Response to ESMA Consultation Paper to Implementing Measures for the AIFMD

Several regulatory initiatives are being taken in Europe and recommendations that will reshape the investment fund industry are being made. Existing regulations, such as UCITS, are being reshaped; the need for a regulation of depositaries has been acknowledged, and since the G20 there has been more focus on the monitoring of hedge funds.

Many of these regulatory needs have converged in the alternative investment fund managers’ directive (AIFMD), which means that the AIFMD could become a unique framework that settles most of the questions related to the common framework for funds, fund managers and depositaries. However, it must avoid the risk of the AIFMD not being applicable if it appears as a patchwork of diverging goals that have been grouped into a single directive solely for political reasons.

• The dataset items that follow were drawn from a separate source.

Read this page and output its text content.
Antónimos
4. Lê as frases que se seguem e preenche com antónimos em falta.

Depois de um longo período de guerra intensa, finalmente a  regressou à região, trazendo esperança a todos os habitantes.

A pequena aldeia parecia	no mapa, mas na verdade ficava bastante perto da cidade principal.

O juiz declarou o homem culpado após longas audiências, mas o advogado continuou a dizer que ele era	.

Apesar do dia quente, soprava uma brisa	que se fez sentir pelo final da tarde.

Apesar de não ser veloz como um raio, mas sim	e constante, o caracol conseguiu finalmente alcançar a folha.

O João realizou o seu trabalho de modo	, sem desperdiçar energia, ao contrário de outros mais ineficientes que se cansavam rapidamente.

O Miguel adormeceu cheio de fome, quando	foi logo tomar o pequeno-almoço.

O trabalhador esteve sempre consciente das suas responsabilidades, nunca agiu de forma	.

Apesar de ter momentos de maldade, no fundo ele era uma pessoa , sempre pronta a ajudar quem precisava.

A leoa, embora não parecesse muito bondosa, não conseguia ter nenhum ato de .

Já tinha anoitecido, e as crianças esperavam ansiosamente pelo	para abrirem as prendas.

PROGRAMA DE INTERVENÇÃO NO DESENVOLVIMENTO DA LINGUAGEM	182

In previous research carried out as part of the CACEIS research chair at EDHEC-Risk Institute on "Risk and Regulation in the European Fund Management Industry" we have carried out an extensive survey of industry views on structuring hedge fund strategies as UCITS ("Are Hedge-Fund UCITS the Cure-All?" March 2010) and produced a comprehensive report on non-financial risk and performance in a changing regulatory framework in Europe ("The European Fund Management Industry Needs a Better Grasp of Non-financial Risks" December 2010).

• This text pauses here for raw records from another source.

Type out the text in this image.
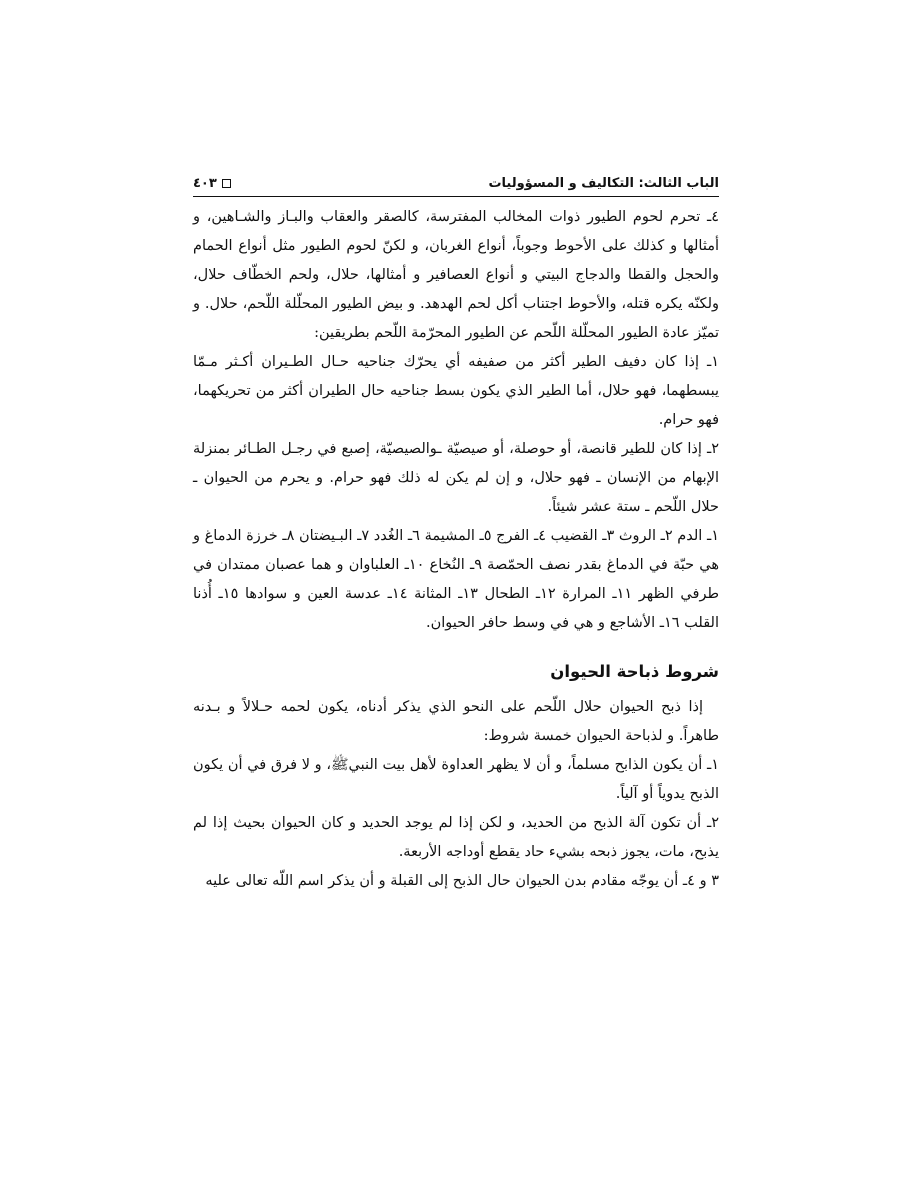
الباب الثالث: التكاليف و المسؤوليات
٤٠٣

٤ـ تحرم لحوم الطيور ذوات المخالب المفترسة، كالصقر والعقاب والبـاز والشـاهين، و أمثالها و كذلك على الأحوط وجوباً، أنواع الغربان، و لكنّ لحوم الطيور مثل أنواع الحمام والحجل والقطا والدجاج البيتي و أنواع العصافير و أمثالها، حلال، ولحم الخطّاف حلال، ولكنّه يكره قتله، والأحوط اجتناب أكل لحم الهدهد. و بيض الطيور المحلّلة اللّحم، حلال. و تميّز عادة الطيور المحلّلة اللّحم عن الطيور المحرّمة اللّحم بطريقين:

١ـ إذا كان دفيف الطير أكثر من صفيفه أي يحرّك جناحيه حـال الطـيران أكـثر مـمّا يبسطهما، فهو حلال، أما الطير الذي يكون بسط جناحيه حال الطيران أكثر من تحريكهما، فهو حرام.

٢ـ إذا كان للطير قانصة، أو حوصلة، أو صيصيّة ـوالصيصيّة، إصبع في رجـل الطـائر بمنزلة الإبهام من الإنسان ـ فهو حلال، و إن لم يكن له ذلك فهو حرام. و يحرم من الحيوان ـ حلال اللّحم ـ ستة عشر شيئاً.

١ـ الدم ٢ـ الروث ٣ـ القضيب ٤ـ الفرج ٥ـ المشيمة ٦ـ الغُدد ٧ـ البـيضتان ٨ـ خرزة الدماغ و هي حبّة في الدماغ بقدر نصف الحمّصة ٩ـ النُخاع ١٠ـ العلباوان و هما عصبان ممتدان في طرفي الظهر ١١ـ المرارة ١٢ـ الطحال ١٣ـ المثانة ١٤ـ عدسة العين و سوادها ١٥ـ أُذنا القلب ١٦ـ الأشاجع و هي في وسط حافر الحيوان.

شروط ذباحة الحيوان

إذا ذبح الحيوان حلال اللّحم على النحو الذي يذكر أدناه، يكون لحمه حـلالاً و بـدنه طاهراً. و لذباحة الحيوان خمسة شروط:

١ـ أن يكون الذابح مسلماً، و أن لا يظهر العداوة لأهل بيت النبيﷺ، و لا فرق في أن يكون الذبح يدوياً أو آلياً.

٢ـ أن تكون آلة الذبح من الحديد، و لكن إذا لم يوجد الحديد و كان الحيوان بحيث إذا لم يذبح، مات، يجوز ذبحه بشيء حاد يقطع أوداجه الأربعة.

٣ و ٤ـ أن يوجّه مقادم بدن الحيوان حال الذبح إلى القبلة و أن يذكر اسم اللّه تعالى عليه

The present position paper addresses the measures for implementation of the AIFMD. The AIFMD must afford a convergence of views between civil-law and commonlaw regulations and cultures. It has specified many of the depositary duties and obligations, with sufficient details for an implementation in civil-law countries, while retaining sufficient margin for manoeuvre for an application in common-law countries.

As the AIFMD only facilitates the marketing of funds but not their distribution, a confused, inadequate or costly directive could end-up pushing hedge fund managers to either remain in the unregulated space or switch to the flexible UCITS framework, which allows the packaging of hedge fund strategies as NewCITS.

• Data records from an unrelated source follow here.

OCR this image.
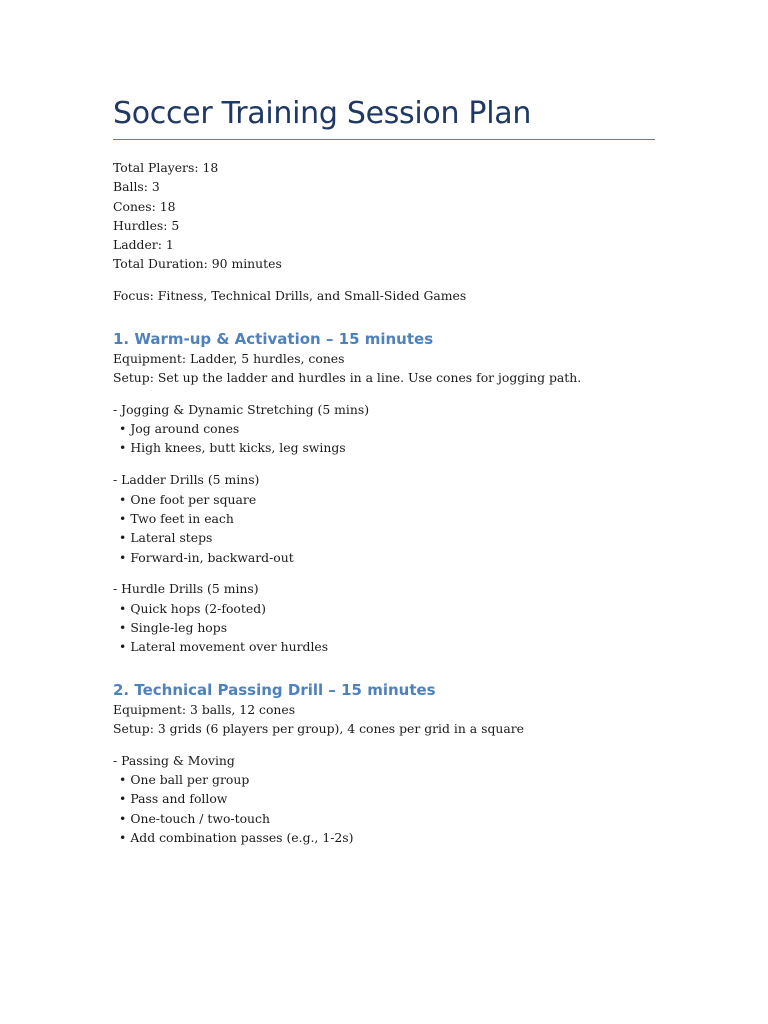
Soccer Training Session Plan
Total Players: 18
Balls: 3
Cones: 18
Hurdles: 5
Ladder: 1
Total Duration: 90 minutes
Focus: Fitness, Technical Drills, and Small-Sided Games
1. Warm-up & Activation – 15 minutes
Equipment: Ladder, 5 hurdles, cones
Setup: Set up the ladder and hurdles in a line. Use cones for jogging path.
- Jogging & Dynamic Stretching (5 mins)
• Jog around cones
• High knees, butt kicks, leg swings
- Ladder Drills (5 mins)
• One foot per square
• Two feet in each
• Lateral steps
• Forward-in, backward-out
- Hurdle Drills (5 mins)
• Quick hops (2-footed)
• Single-leg hops
• Lateral movement over hurdles
2. Technical Passing Drill – 15 minutes
Equipment: 3 balls, 12 cones
Setup: 3 grids (6 players per group), 4 cones per grid in a square
- Passing & Moving
• One ball per group
• Pass and follow
• One-touch / two-touch
• Add combination passes (e.g., 1-2s)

Another criticism of the current directive is that too little attention has been paid to the necessary transparency for investors. Lastly, the AIFMD and ESMA proposals fail to ensure uniform application of many legal principles (such as the fiduciary duties of the investment firm) in the various countries. A specific section should be dedicated to ESMA’s powers of law enforcement and guidelines for a homogenous, practical regulation of fiduciary duties.